The Nelsonville Greyhounds had been charter members of the Southeastern Ohio Athletic League (SEOAL) since its founding in 1925. Thus, when Nelsonville-York formed in 1967, the Buckeyes were members of the SEOAL. In the fall of 1970, the Buckeyes left the SEOAL to join the Tri Valley Conference (TVC). The Buckeyes played in a unified TVC until the fall of 1993 when the conference split into two divisions - the Ohio Division and the Hocking Division. The Buckeyes then became members of the TVC OHIO and maintain that status to this day.

==Athletics==

===Tri-Valley Conference===
The Buckeyes belong to the Ohio High School Athletic Association (OHSAA) and the Tri-Valley Conference, a 14 member athletic conference located in southeastern Ohio. The conference is divided into two divisions based on school size. The Ohio Division features the larger schools, including Nelsonville-York, and the Hocking Division features the smaller schools.

See also Ohio High School Athletic Conferences

===Ohio High School Athletic Association State Championships===
- Football – 1981 (Nelsonville-York Buckeyes)
- Baseball – 1967 (Nelsonville Greyhounds)

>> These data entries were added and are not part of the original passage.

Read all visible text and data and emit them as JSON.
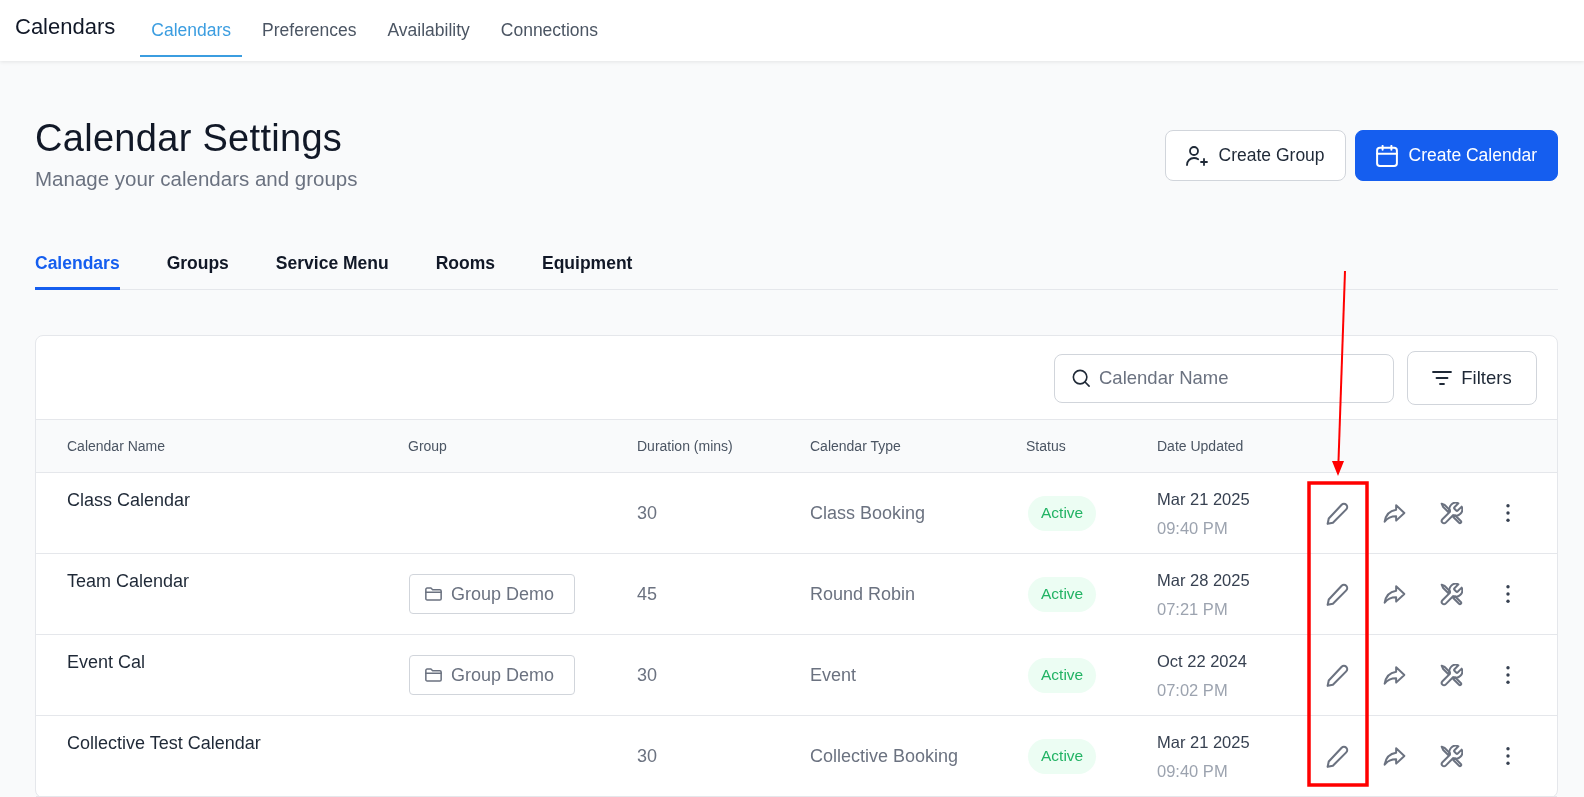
{
  "app": {
    "title": "Calendars"
  },
  "nav_tabs": [
    {
      "label": "Calendars",
      "selected": true
    },
    {
      "label": "Preferences",
      "selected": false
    },
    {
      "label": "Availability",
      "selected": false
    },
    {
      "label": "Connections",
      "selected": false
    }
  ],
  "page": {
    "title": "Calendar Settings",
    "subtitle": "Manage your calendars and groups"
  },
  "header_buttons": [
    {
      "label": "Create Group",
      "kind": "secondary"
    },
    {
      "label": "Create Calendar",
      "kind": "primary"
    }
  ],
  "sub_tabs": [
    {
      "label": "Calendars",
      "selected": true
    },
    {
      "label": "Groups",
      "selected": false
    },
    {
      "label": "Service Menu",
      "selected": false
    },
    {
      "label": "Rooms",
      "selected": false
    },
    {
      "label": "Equipment",
      "selected": false
    }
  ],
  "search": {
    "placeholder": "Calendar Name"
  },
  "filters_button": {
    "label": "Filters"
  },
  "table": {
    "columns": [
      "Calendar Name",
      "Group",
      "Duration (mins)",
      "Calendar Type",
      "Status",
      "Date Updated"
    ],
    "rows": [
      {
        "name": "Class Calendar",
        "duration": "30",
        "calendar_type": "Class Booking",
        "status": "Active",
        "date": "Mar 21 2025",
        "time": "09:40 PM"
      },
      {
        "name": "Team Calendar",
        "group": "Group Demo",
        "duration": "45",
        "calendar_type": "Round Robin",
        "status": "Active",
        "date": "Mar 28 2025",
        "time": "07:21 PM"
      },
      {
        "name": "Event Cal",
        "group": "Group Demo",
        "duration": "30",
        "calendar_type": "Event",
        "status": "Active",
        "date": "Oct 22 2024",
        "time": "07:02 PM"
      },
      {
        "name": "Collective Test Calendar",
        "duration": "30",
        "calendar_type": "Collective Booking",
        "status": "Active",
        "date": "Mar 21 2025",
        "time": "09:40 PM"
      }
    ]
  },
  "annotation": {
    "kind": "arrow-box"
  }
}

===Ohio High School Athletic Association State Runner Up===
- Basketball – 1952 (Nelsonville Greyhounds)

==Location==
The campus for the Nelsonville-York City School District is located within the city limits of Nelsonville and borders the village limits of Buchtel. Therefore, public services are provided by the City of Nelsonville. All athletic facilities are located at the school complex as well, including: Boston Field, Ben Wagner Gymnasium, and Mel Blackburn Fields (Baseball and Softball) all of which are located at the Rocky Brands Athletic Complex.